Évolution de la part des aires terrestres protégées en France et en Europe
En %
Source : AEE, 2025. Designated terrestrial protected areas in Europe
Réduction de la production de déchets : la France en bonne voie
La France enregistre une diminution de 7 % de sa production de déchets entre 2010 et 2022. Cette production a baissé de manière continue jusqu’en 2016, puis est remontée en 2018 avant de retomber en 2020, en raison principalement du ralentissement de l’activité économique dû à la pandémie de Covid-19. En 2022, la production de déchets a de nouveau augmenté, portée en grande partie par la reprise de l’activité de construction. La France, l’Allemagne et l’Italie produisent 41 % des déchets de l’UE à 27. La France se situe dans la moyenne européenne (5,1 t/hab.) en matière de production totale de déchets par habitant.

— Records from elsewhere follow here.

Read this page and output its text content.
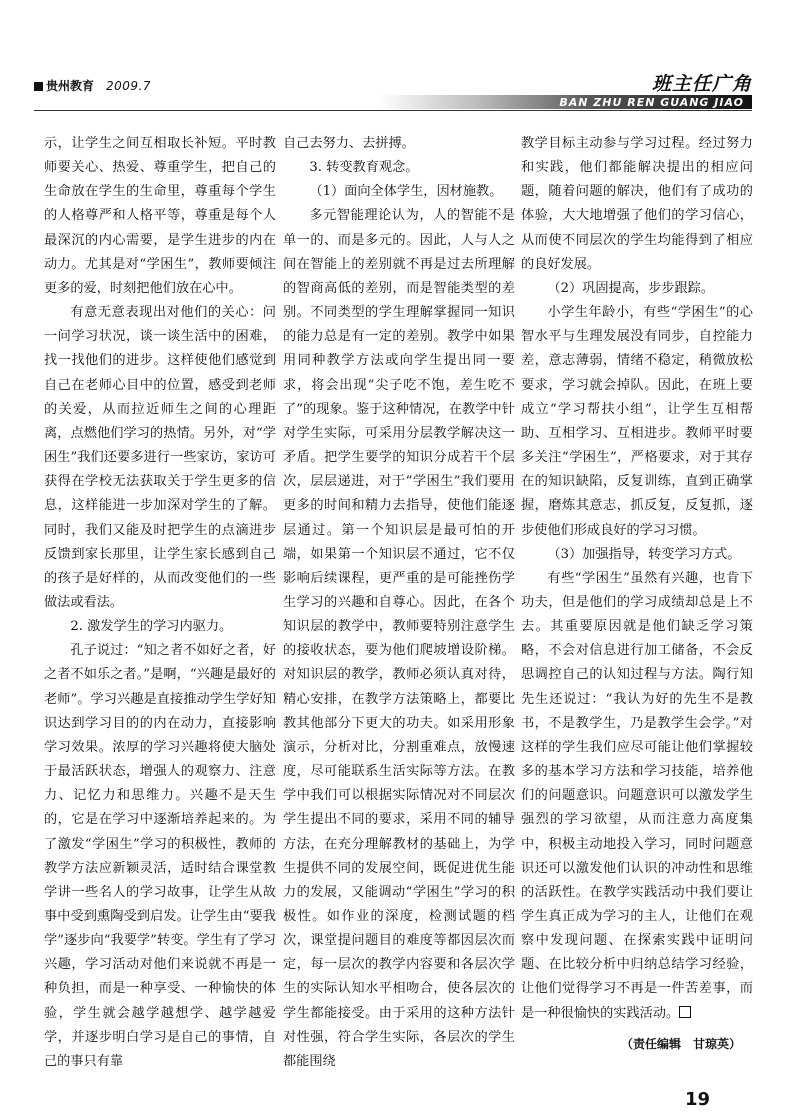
贵州教育 2009.7	班主任广角
BAN ZHU REN GUANG JIAO

示，让学生之间互相取长补短。平时教师要关心、热爱、尊重学生，把自己的生命放在学生的生命里，尊重每个学生的人格尊严和人格平等，尊重是每个人最深沉的内心需要，是学生进步的内在动力。尤其是对“学困生”，教师要倾注更多的爱，时刻把他们放在心中。

有意无意表现出对他们的关心：问一问学习状况，谈一谈生活中的困难，找一找他们的进步。这样使他们感觉到自己在老师心目中的位置，感受到老师的关爱，从而拉近师生之间的心理距离，点燃他们学习的热情。另外，对“学困生”我们还要多进行一些家访，家访可获得在学校无法获取关于学生更多的信息，这样能进一步加深对学生的了解。同时，我们又能及时把学生的点滴进步反馈到家长那里，让学生家长感到自己的孩子是好样的，从而改变他们的一些做法或看法。

2. 激发学生的学习内驱力。

孔子说过：“知之者不如好之者，好之者不如乐之者。”是啊，“兴趣是最好的老师”。学习兴趣是直接推动学生学好知识达到学习目的的内在动力，直接影响学习效果。浓厚的学习兴趣将使大脑处于最活跃状态，增强人的观察力、注意力、记忆力和思维力。兴趣不是天生的，它是在学习中逐渐培养起来的。为了激发“学困生”学习的积极性，教师的教学方法应新颖灵活，适时结合课堂教学讲一些名人的学习故事，让学生从故事中受到熏陶受到启发。让学生由“要我学”逐步向“我要学”转变。学生有了学习兴趣，学习活动对他们来说就不再是一种负担，而是一种享受、一种愉快的体验，学生就会越学越想学、越学越爱学，并逐步明白学习是自己的事情，自己的事只有靠

自己去努力、去拼搏。

3. 转变教育观念。

（1）面向全体学生，因材施教。

多元智能理论认为，人的智能不是单一的、而是多元的。因此，人与人之间在智能上的差别就不再是过去所理解的智商高低的差别，而是智能类型的差别。不同类型的学生理解掌握同一知识的能力总是有一定的差别。教学中如果用同种教学方法或向学生提出同一要求，将会出现“尖子吃不饱，差生吃不了”的现象。鉴于这种情况，在教学中针对学生实际，可采用分层教学解决这一矛盾。把学生要学的知识分成若干个层次，层层递进，对于“学困生”我们要用更多的时间和精力去指导，使他们能逐层通过。第一个知识层是最可怕的开端，如果第一个知识层不通过，它不仅影响后续课程，更严重的是可能挫伤学生学习的兴趣和自尊心。因此，在各个知识层的教学中，教师要特别注意学生的接收状态，要为他们爬坡增设阶梯。对知识层的教学，教师必须认真对待，精心安排，在教学方法策略上，都要比教其他部分下更大的功夫。如采用形象演示，分析对比，分割重难点，放慢速度，尽可能联系生活实际等方法。在教学中我们可以根据实际情况对不同层次学生提出不同的要求，采用不同的辅导方法，在充分理解教材的基础上，为学生提供不同的发展空间，既促进优生能力的发展，又能调动“学困生”学习的积极性。如作业的深度，检测试题的档次，课堂提问题目的难度等都因层次而定，每一层次的教学内容要和各层次学生的实际认知水平相吻合，使各层次的学生都能接受。由于采用的这种方法针对性强，符合学生实际，各层次的学生都能围绕

教学目标主动参与学习过程。经过努力和实践，他们都能解决提出的相应问题，随着问题的解决，他们有了成功的体验，大大地增强了他们的学习信心，从而使不同层次的学生均能得到了相应的良好发展。

（2）巩固提高，步步跟踪。

小学生年龄小，有些“学困生”的心智水平与生理发展没有同步，自控能力差，意志薄弱，情绪不稳定，稍微放松要求，学习就会掉队。因此，在班上要成立“学习帮扶小组”，让学生互相帮助、互相学习、互相进步。教师平时要多关注“学困生”，严格要求，对于其存在的知识缺陷，反复训练，直到正确掌握，磨炼其意志，抓反复，反复抓，逐步使他们形成良好的学习习惯。

（3）加强指导，转变学习方式。

有些“学困生”虽然有兴趣，也肯下功夫，但是他们的学习成绩却总是上不去。其重要原因就是他们缺乏学习策略，不会对信息进行加工储备，不会反思调控自己的认知过程与方法。陶行知先生还说过：“我认为好的先生不是教书，不是教学生，乃是教学生会学。”对这样的学生我们应尽可能让他们掌握较多的基本学习方法和学习技能，培养他们的问题意识。问题意识可以激发学生强烈的学习欲望，从而注意力高度集中，积极主动地投入学习，同时问题意识还可以激发他们认识的冲动性和思维的活跃性。在教学实践活动中我们要让学生真正成为学习的主人，让他们在观察中发现问题、在探索实践中证明问题、在比较分析中归纳总结学习经验，让他们觉得学习不再是一件苦差事，而是一种很愉快的实践活动。

（责任编辑　甘琼英）
19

Production totale de déchets et PIB* par habitant en France et en Europe
En indice base 100 en 2010
* Produit intérieur brut.
Source : AEE, 2025. Waste generation in Europe
La loi relative à la lutte anti-gaspillage pour une économie circulaire introduit un objectif de réduction de 5 % des quantités de déchets d’activités économiques par unité de valeur produite en 2030 par rapport à 2010. Entre 2010 et 2022, le PIB par habitant est resté stable. La production de déchets est passée de 166 kg par millier d’euros de valeur ajoutée en 2010 à 138 kg par millier d’euros de valeur ajoutée en 2022, soit une diminution de 16 %.
Émissions nettes de gaz à effet de serre, consommation finale d'énergie : une réduction à intensifier
Entre 1990 et 2024, les émissions de gaz à effet de serre (GES) de la France ont diminué de 32 % (hors émissions du secteur de l’utilisation des terres, du changement d’affectation des terres et de la foresterie – UTCATF). Pour atteindre la cible européenne, la France s’est donnée pour objectif de réduire ses émissions de 50 % en 2030 par rapport à 1990. Pour y parvenir, les taux annuels moyens de réduction des émissions observés entre 1990 et 2024 devront être multipliés par un facteur d’environ 4 entre 2024 et 2030.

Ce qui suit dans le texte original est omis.